Southland sprint cyclist 'undisputed king of gym'
Judging by the numbers, track cyclist Matt Archibald is one of the most physically gifted athletes in New Zealand.
The Southland sprinter is currently with the New Zealand track cycling team in the United States, preparing for July's Commonwealth Games in Glasgow.
Archibald is the undisputed king of the gym in the BikeNZ set-up at the Avantidrome in Cambridge.
In fact, his efforts on the leg press, squat, vertical jump and box jump would be hard to beat in any gym in the country.
At 94 kilograms, Archibald is all muscle. His work in the gym is all about high weights and quick reps, working on that explosive speed that is vital to his work on the track bike.
It starts with his leg press, where he runs through three sets of five, increasing the weight each new set.
Starting at 440kg seemed impressive enough as the Waikato Times watched on.
Then he increased it to 560kg for the second set, and by the end Archibald had 640kg loaded onto the machine.
The whole gym stopped to watch him belt out the set.
Archibald insists that wasn't even a personal best, it was just part of normal strength training.
His personal best with the squat is 260kg, nearly three times his own body weight.
Compare those numbers to the efforts of the Chiefs Super Rugby franchise, and Archibald is a physical freak.
"Our best guys to compare is Pauliasi Manu," Chiefs strength and conditioning coach Phil Healey said.
"He does a 260kg squat, but then he is 114kg, he's a big prop."
The strongest Chief around Archibald's size is Tim Nanai-Williams, who Healey said belts out 250kg squats, and weighs around 87kg.
"We focus on strength, but a lot is on endurance as well.
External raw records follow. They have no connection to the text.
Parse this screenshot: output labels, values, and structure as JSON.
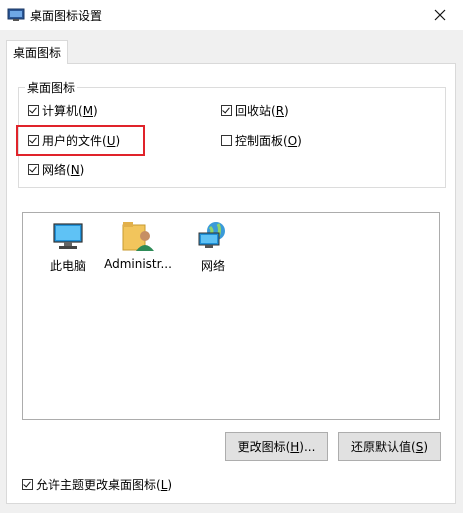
{
  "window": {
    "title": "桌面图标设置",
    "app_icon": "desktop-settings-icon",
    "close_icon": "close-icon"
  },
  "tabs": [
    {
      "label": "桌面图标",
      "selected": true
    }
  ],
  "group": {
    "label": "桌面图标",
    "checkboxes": {
      "computer": {
        "label": "计算机(",
        "key": "M",
        "suffix": ")",
        "checked": true
      },
      "recycle": {
        "label": "回收站(",
        "key": "R",
        "suffix": ")",
        "checked": true
      },
      "user_files": {
        "label": "用户的文件(",
        "key": "U",
        "suffix": ")",
        "checked": true
      },
      "control_panel": {
        "label": "控制面板(",
        "key": "O",
        "suffix": ")",
        "checked": false
      },
      "network": {
        "label": "网络(",
        "key": "N",
        "suffix": ")",
        "checked": true
      }
    }
  },
  "icon_list": [
    {
      "label": "此电脑",
      "icon": "computer-icon"
    },
    {
      "label": "Administr...",
      "icon": "user-folder-icon"
    },
    {
      "label": "网络",
      "icon": "network-icon"
    }
  ],
  "buttons": {
    "change_icon": {
      "label": "更改图标(",
      "key": "H",
      "suffix": ")..."
    },
    "restore_default": {
      "label": "还原默认值(",
      "key": "S",
      "suffix": ")"
    }
  },
  "allow_themes": {
    "label": "允许主题更改桌面图标(",
    "key": "L",
    "suffix": ")",
    "checked": true
  },
  "colors": {
    "highlight": "#e0232a",
    "tab_border": "#d9d9d9",
    "window_bg": "#f0f0f0"
  }
}
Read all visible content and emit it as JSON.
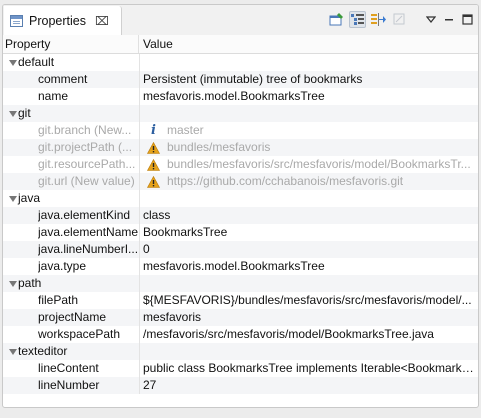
{
  "tab": {
    "label": "Properties",
    "close": "⌧"
  },
  "header": {
    "property": "Property",
    "value": "Value"
  },
  "rows": [
    {
      "kind": "category",
      "label": "default"
    },
    {
      "kind": "child",
      "label": "comment",
      "value": "Persistent (immutable) tree of bookmarks"
    },
    {
      "kind": "child",
      "label": "name",
      "value": "mesfavoris.model.BookmarksTree"
    },
    {
      "kind": "category",
      "label": "git"
    },
    {
      "kind": "child",
      "disabled": true,
      "label": "git.branch (New...",
      "icon": "info-icon",
      "value": "master"
    },
    {
      "kind": "child",
      "disabled": true,
      "label": "git.projectPath (...",
      "icon": "warning-icon",
      "value": "bundles/mesfavoris"
    },
    {
      "kind": "child",
      "disabled": true,
      "label": "git.resourcePath...",
      "icon": "warning-icon",
      "value": "bundles/mesfavoris/src/mesfavoris/model/BookmarksTr..."
    },
    {
      "kind": "child",
      "disabled": true,
      "label": "git.url (New value)",
      "icon": "warning-icon",
      "value": "https://github.com/cchabanois/mesfavoris.git"
    },
    {
      "kind": "category",
      "label": "java"
    },
    {
      "kind": "child",
      "label": "java.elementKind",
      "value": "class"
    },
    {
      "kind": "child",
      "label": "java.elementName",
      "value": "BookmarksTree"
    },
    {
      "kind": "child",
      "label": "java.lineNumberI...",
      "value": "0"
    },
    {
      "kind": "child",
      "label": "java.type",
      "value": "mesfavoris.model.BookmarksTree"
    },
    {
      "kind": "category",
      "label": "path"
    },
    {
      "kind": "child",
      "label": "filePath",
      "value": "${MESFAVORIS}/bundles/mesfavoris/src/mesfavoris/model/..."
    },
    {
      "kind": "child",
      "label": "projectName",
      "value": "mesfavoris"
    },
    {
      "kind": "child",
      "label": "workspacePath",
      "value": "/mesfavoris/src/mesfavoris/model/BookmarksTree.java"
    },
    {
      "kind": "category",
      "label": "texteditor"
    },
    {
      "kind": "child",
      "label": "lineContent",
      "value": "public class BookmarksTree implements Iterable<Bookmark> {"
    },
    {
      "kind": "child",
      "label": "lineNumber",
      "value": "27"
    }
  ],
  "colors": {
    "accent": "#2d5fa0",
    "warning": "#e5a21b",
    "disabled_text": "#a9a9a9",
    "alt_row": "#f4f5f7"
  }
}
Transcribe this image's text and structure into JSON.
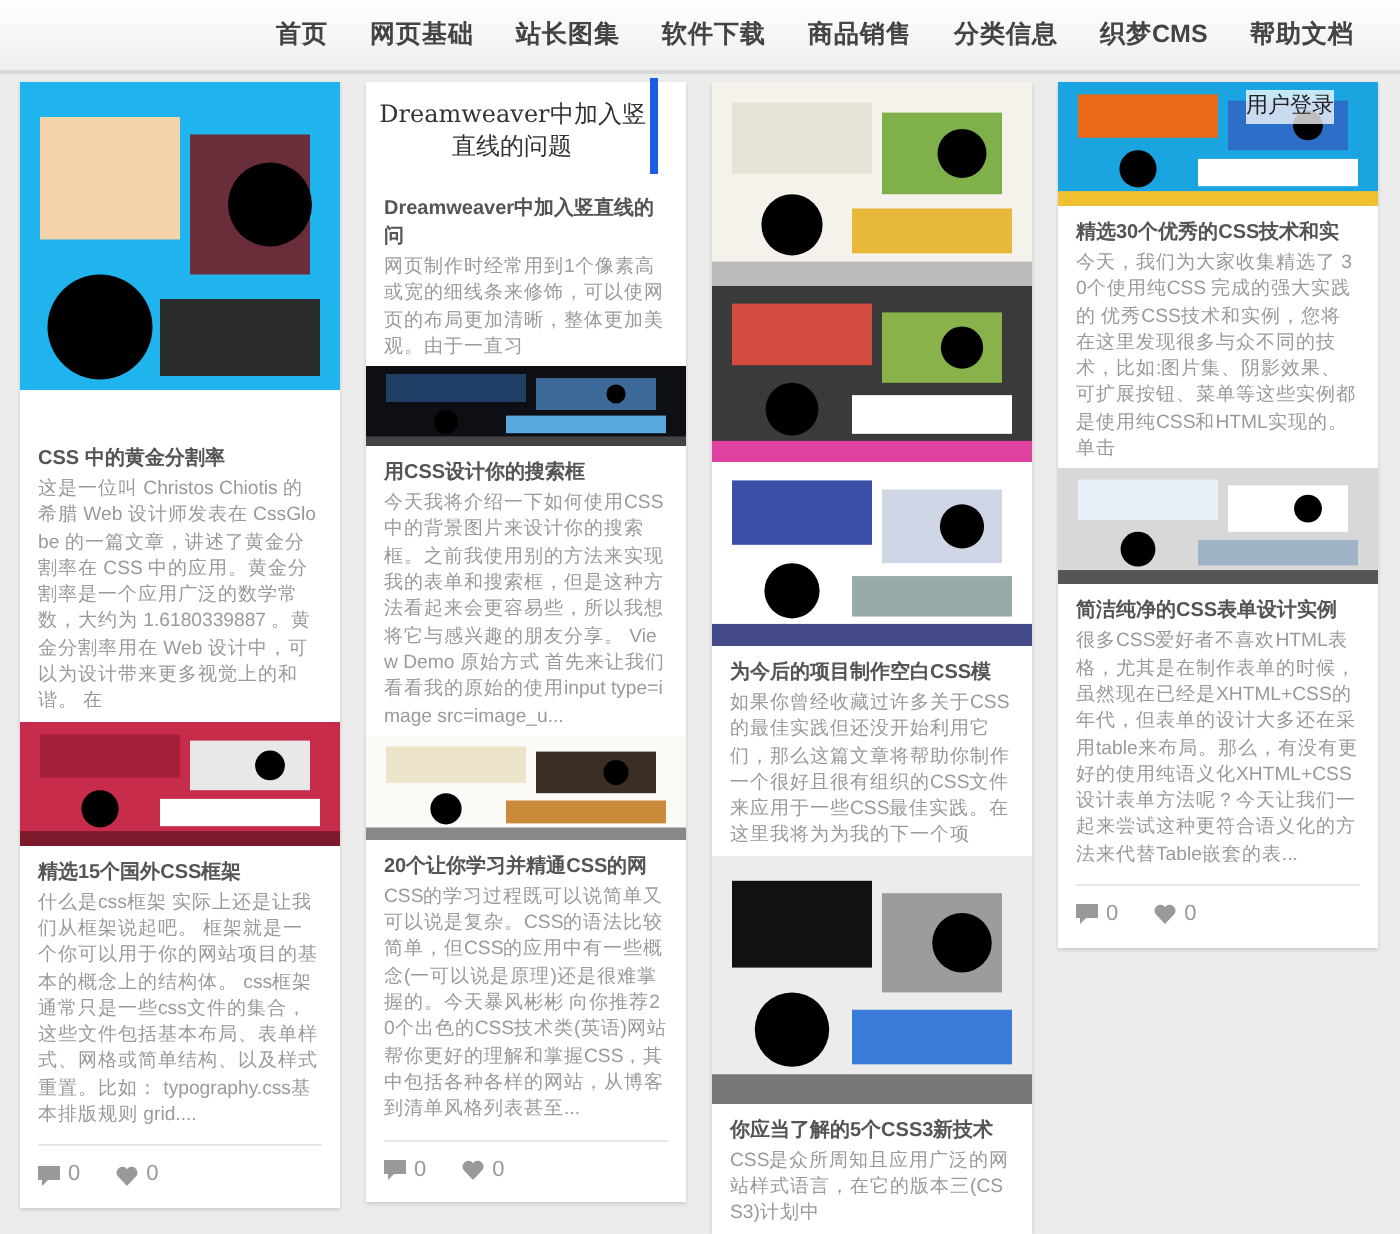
{
  "nav": [
    {
      "label": "首页"
    },
    {
      "label": "网页基础"
    },
    {
      "label": "站长图集"
    },
    {
      "label": "软件下载"
    },
    {
      "label": "商品销售"
    },
    {
      "label": "分类信息"
    },
    {
      "label": "织梦CMS"
    },
    {
      "label": "帮助文档"
    }
  ],
  "columns": [
    {
      "blocks": [
        {
          "kind": "picture"
        },
        {
          "kind": "post",
          "title": "CSS 中的黄金分割率",
          "text": "这是一位叫 Christos Chiotis 的希腊 Web 设计师发表在 CssGlobe 的一篇文章，讲述了黄金分割率在 CSS 中的应用。黄金分割率是一个应用广泛的数学常数，大约为 1.6180339887 。黄金分割率用在 Web 设计中，可以为设计带来更多视觉上的和谐。 在"
        },
        {
          "kind": "picture"
        },
        {
          "kind": "post",
          "title": "精选15个国外CSS框架",
          "text": "什么是css框架 实际上还是让我们从框架说起吧。 框架就是一个你可以用于你的网站项目的基本的概念上的结构体。 css框架通常只是一些css文件的集合，这些文件包括基本布局、表单样式、网格或简单结构、以及样式重置。比如： typography.css基本排版规则 grid....",
          "comments": "0",
          "likes": "0"
        }
      ]
    },
    {
      "blocks": [
        {
          "kind": "heading",
          "heading": "Dreamweaver中加入竖直线的问题"
        },
        {
          "kind": "post",
          "title": "Dreamweaver中加入竖直线的问",
          "text": "网页制作时经常用到1个像素高或宽的细线条来修饰，可以使网页的布局更加清晰，整体更加美观。由于一直习"
        },
        {
          "kind": "picture"
        },
        {
          "kind": "post",
          "title": "用CSS设计你的搜索框",
          "text": "今天我将介绍一下如何使用CSS中的背景图片来设计你的搜索框。之前我使用别的方法来实现我的表单和搜索框，但是这种方法看起来会更容易些，所以我想将它与感兴趣的朋友分享。 View Demo 原始方式 首先来让我们看看我的原始的使用input type=image src=image_u..."
        },
        {
          "kind": "picture"
        },
        {
          "kind": "post",
          "title": "20个让你学习并精通CSS的网",
          "text": "CSS的学习过程既可以说简单又可以说是复杂。CSS的语法比较简单，但CSS的应用中有一些概念(一可以说是原理)还是很难掌握的。今天暴风彬彬 向你推荐20个出色的CSS技术类(英语)网站帮你更好的理解和掌握CSS，其中包括各种各样的网站，从博客到清单风格列表甚至...",
          "comments": "0",
          "likes": "0"
        }
      ]
    },
    {
      "blocks": [
        {
          "kind": "picture"
        },
        {
          "kind": "picture"
        },
        {
          "kind": "picture"
        },
        {
          "kind": "post",
          "title": "为今后的项目制作空白CSS模",
          "text": "如果你曾经收藏过许多关于CSS的最佳实践但还没开始利用它们，那么这篇文章将帮助你制作一个很好且很有组织的CSS文件来应用于一些CSS最佳实践。在这里我将为为我的下一个项"
        },
        {
          "kind": "picture"
        },
        {
          "kind": "post",
          "title": "你应当了解的5个CSS3新技术",
          "text": "CSS是众所周知且应用广泛的网站样式语言，在它的版本三(CSS3)计划中"
        }
      ]
    },
    {
      "blocks": [
        {
          "kind": "picture",
          "overlay_link": "用户登录"
        },
        {
          "kind": "post",
          "title": "精选30个优秀的CSS技术和实",
          "text": "今天，我们为大家收集精选了 30个使用纯CSS 完成的强大实践的 优秀CSS技术和实例，您将在这里发现很多与众不同的技术，比如:图片集、阴影效果、可扩展按钮、菜单等这些实例都是使用纯CSS和HTML实现的。单击"
        },
        {
          "kind": "picture"
        },
        {
          "kind": "post",
          "title": "简洁纯净的CSS表单设计实例",
          "text": "很多CSS爱好者不喜欢HTML表格，尤其是在制作表单的时候，虽然现在已经是XHTML+CSS的年代，但表单的设计大多还在采用table来布局。那么，有没有更好的使用纯语义化XHTML+CSS设计表单方法呢？今天让我们一起来尝试这种更符合语义化的方法来代替Table嵌套的表...",
          "comments": "0",
          "likes": "0"
        }
      ]
    }
  ]
}
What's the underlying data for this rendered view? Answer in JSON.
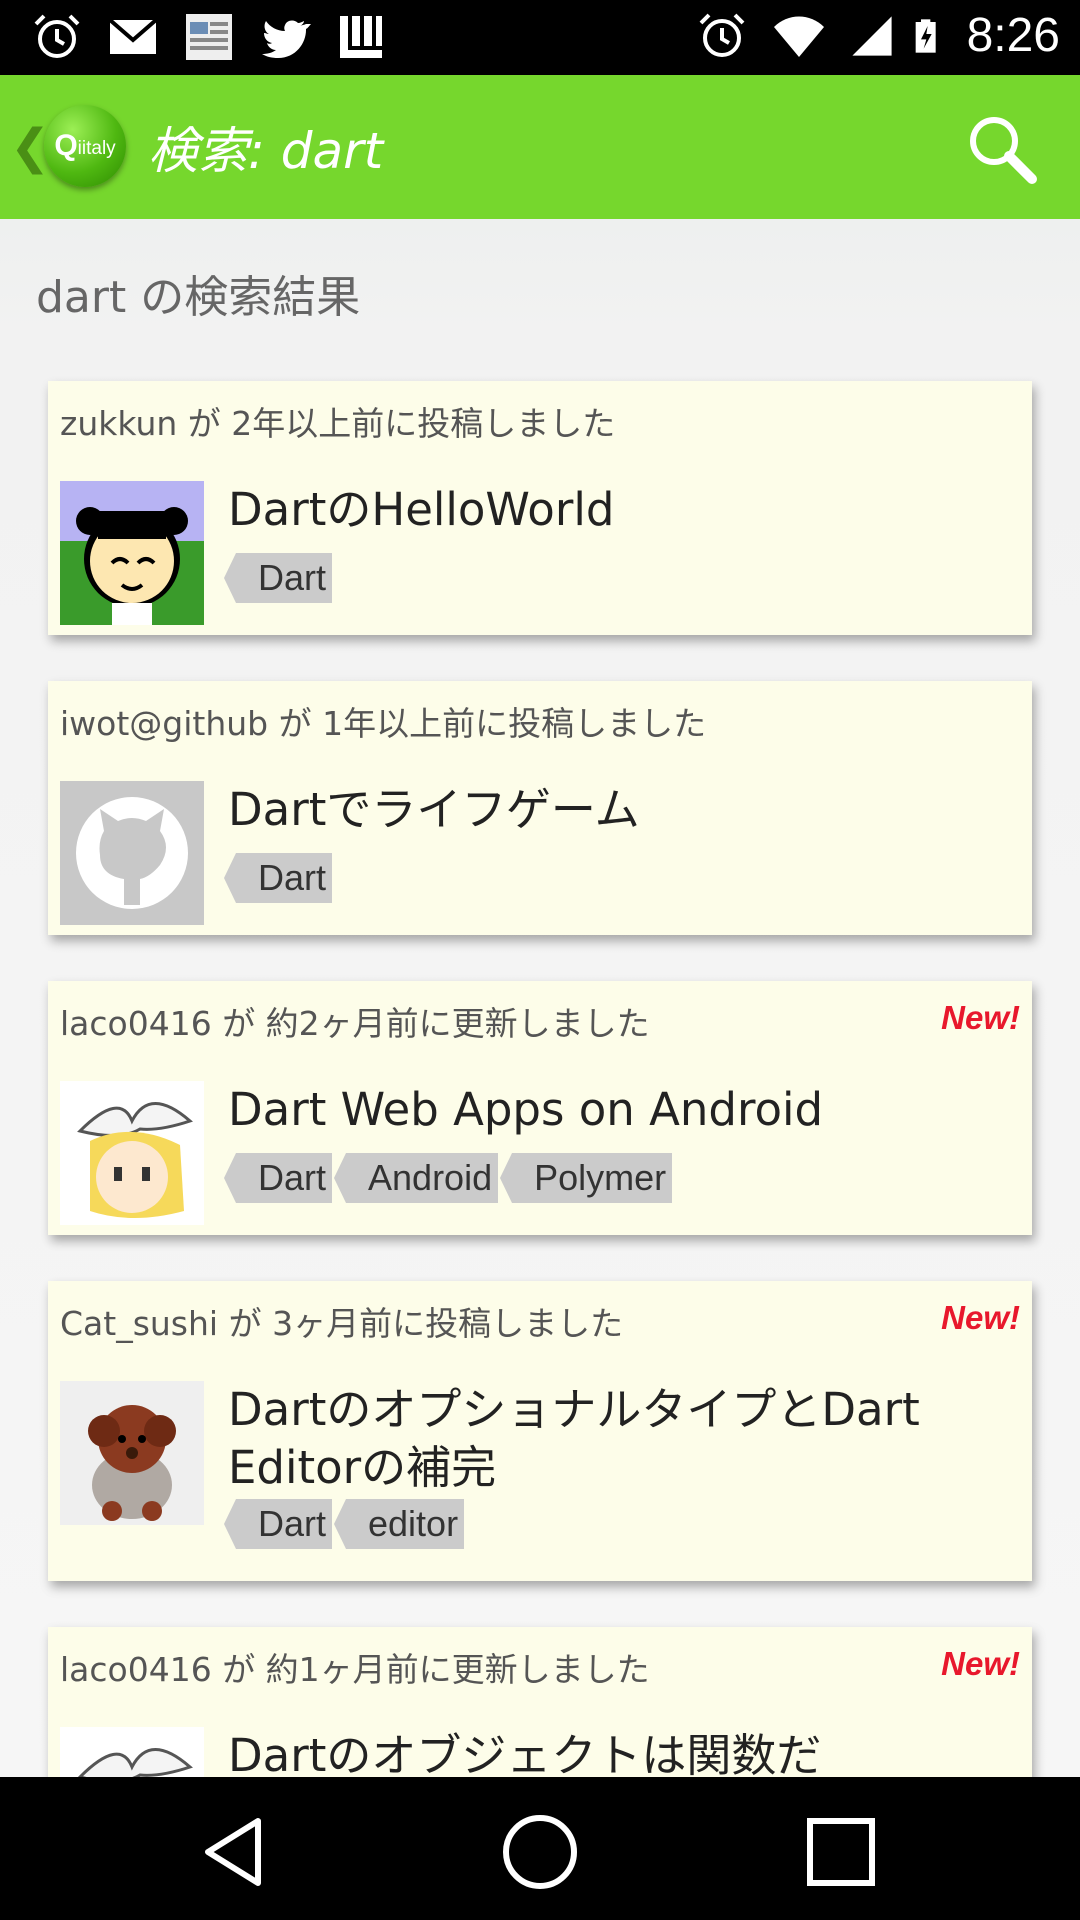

If our guys were to focus on the strength, I'm sure Pauliasi could do 300kg squats, but that's not what they're built for.
"In saying that, those are pretty impressive numbers from [Archibald]. I'm sure he could do more too if that was the only focus."
The Chiefs don't measure efforts on the leg press, though neither do the cyclists.
Sprint cyclists work on getting the most out of their explosive legs, and do measure their leaping ability, which translates to their power out of the gates.
Archibald, naturally, is the best jumper in the New Zealand group.
His box jump is a staggering 1.65m, more than that of shot putter Jacko Gill and the same height as singer and actress Selena Gomez.
Then there is his standing jump of 81cm which would have been equal best in the 2010 NBA Draft alongside Los Angeles Lakers basketballer Wesley Johnson, and is well above average in the NBA.
That power and explosiveness certainly helps on the bike, as Archibald is one of the only Kiwis to have clocked a flying 250m lap in under 10 seconds.
To think that despite his physical abilities, Archibald can't crack into the World Champion New Zealand sprint team, containing Ethan Mitchell, Sam Webster and Eddie Dawkins.
New Zealand have five world class sprinters heading to Glasgow, including Archibald and Keirin specialist Simon van Velthooven, showing the depth in the current set-up.
It's nice knowing the team have that kind of strength pushing them to success in Glasgow.